My eyes met Joaquin's before I gestured to the entrance of the church.

"You want to pray?" I remember him asking and me rolling my eyes. I was never religious and neither was he. We did believe in higher beings, but ours was a different god– gods, technically. "Then what?"

"Do you want to get married?" I asked and I watched as his smirk disappeared from his face. His eyes roamed over my face once before he stepped forward, gaze holding mine. I could feel my heart beating erratically, as if it was fighting to get out of my chest. Every memory of Joaquin flashed across my mind, and I knew with every bone in my body that this felt right.

He cupped my cheek with his right hand, thumb lightly grazing my cheekbone. A small smile formed from his lips, and I felt mine stretch into one as well. He rarely smiled, but when he did, it was always a sight to remember. "It's been a hundred years. What do you think?"

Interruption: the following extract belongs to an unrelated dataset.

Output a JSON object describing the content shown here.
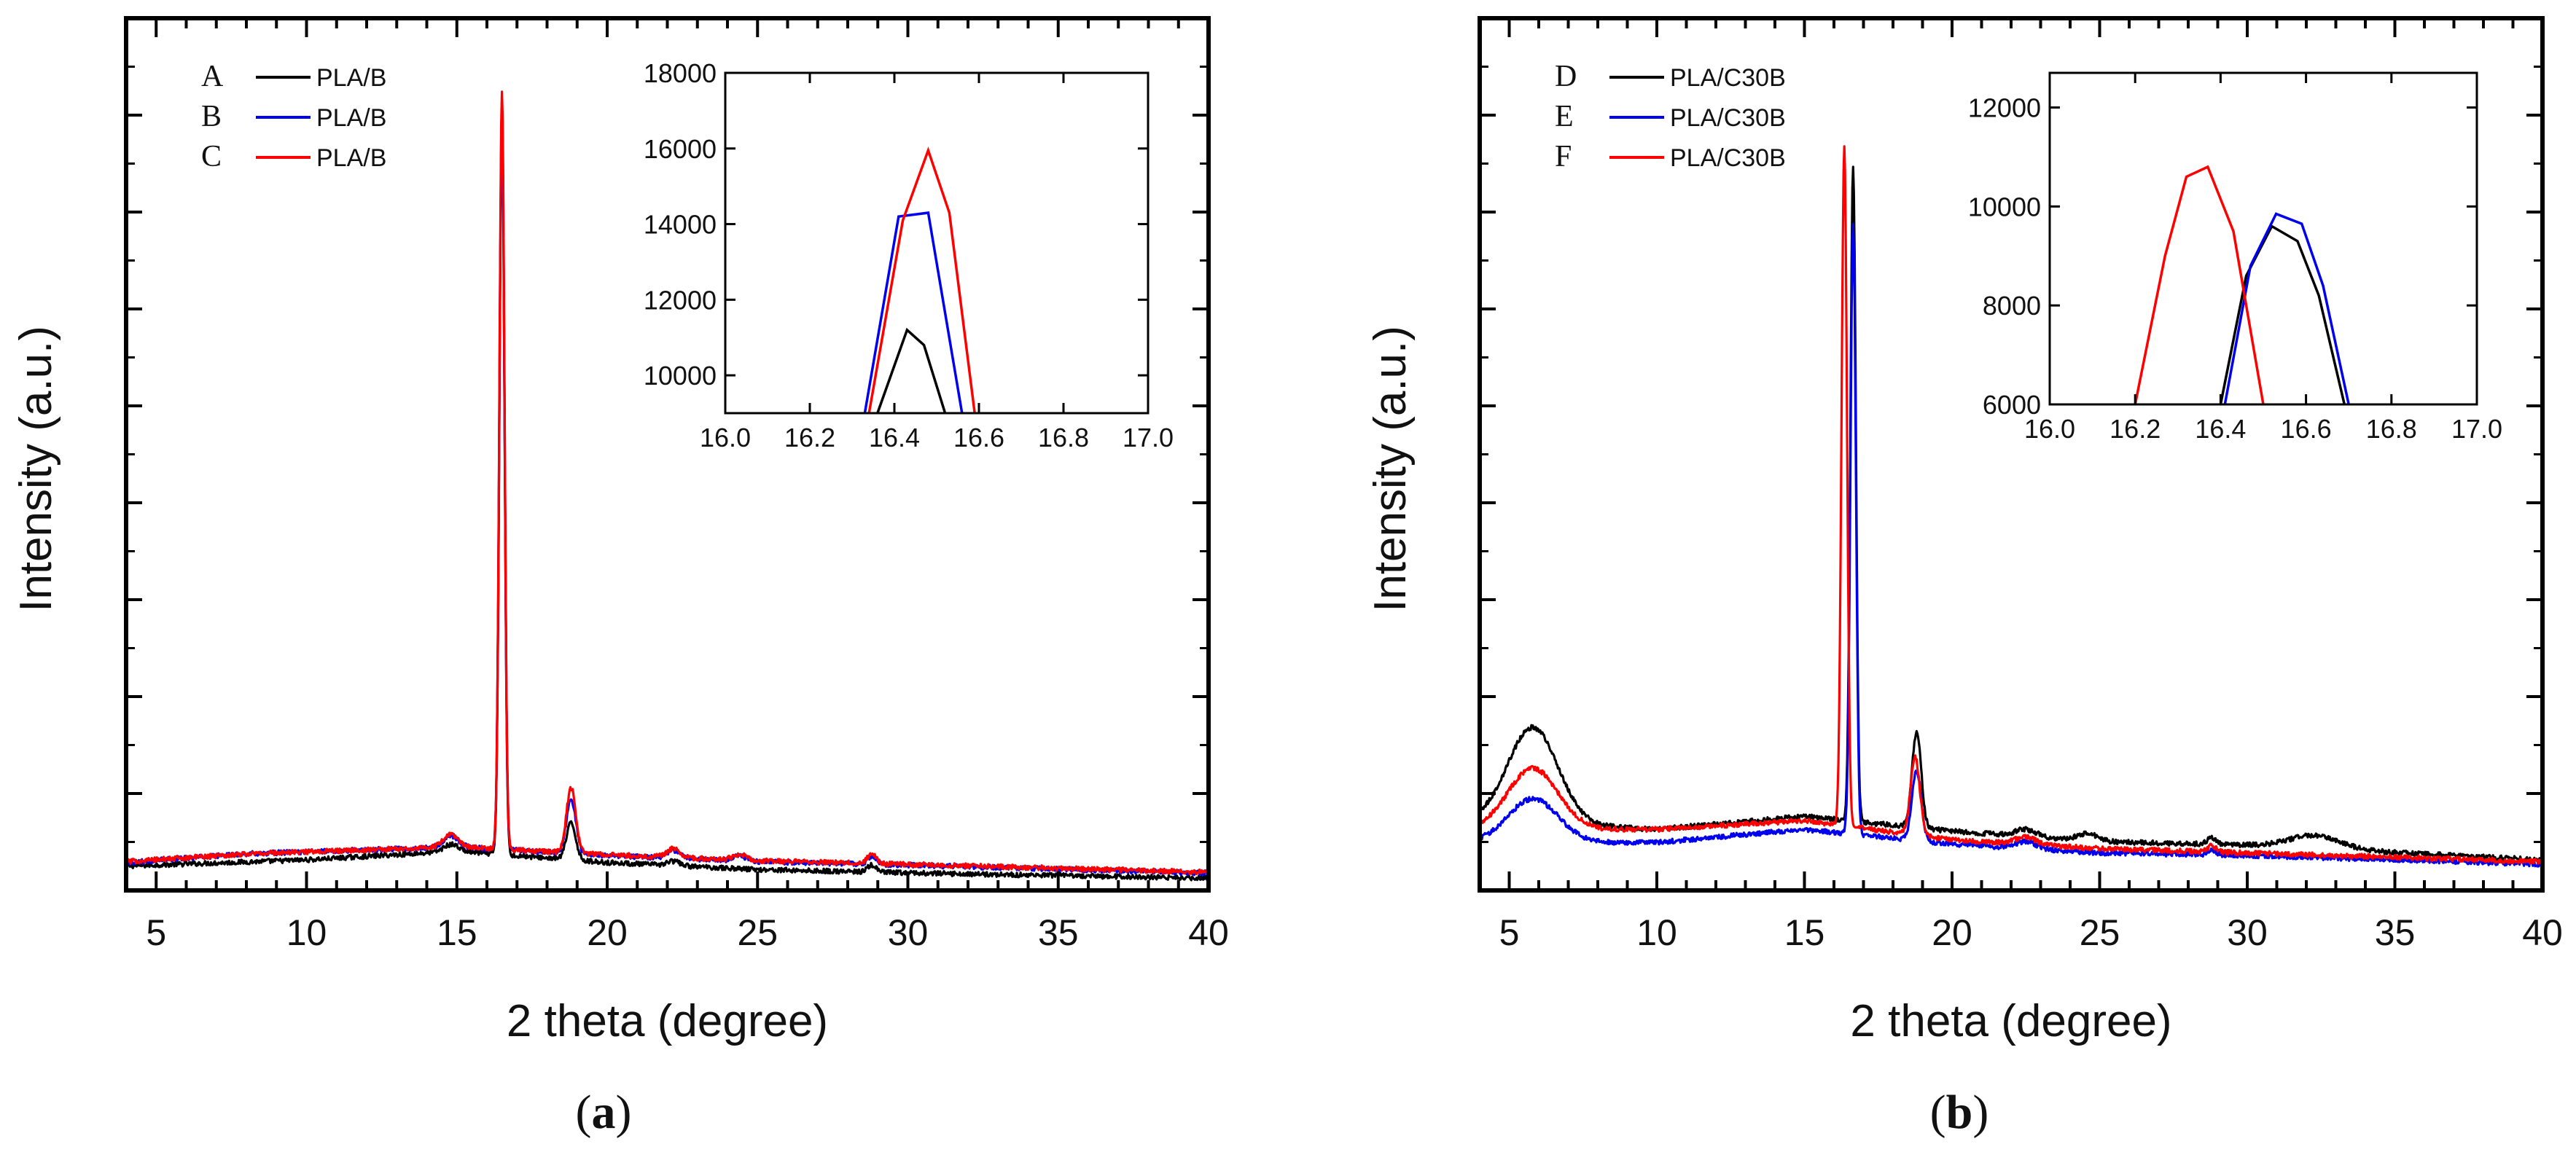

The priest was surprised to see two twenty-one year olds saunter inside the church and ask to be wed. He resisted at first, saying how there's a process to be followed and we'd need a marriage certificate, but we managed to convince him that we'd come back during the day to take care of the formalities. So we stood there, side by side like equals, as the priest held a small notebook that had all the things he needed to say. The morning sun was seeping through the stained glass windows, the colors reflecting onto our skin as we stood in the middle of the church's transept. At that moment, we forgot about everything that made us who we are– we were simply two people standing underneath the steel rib vaults of the San Sebastian Church, participating in the most mundane form of love.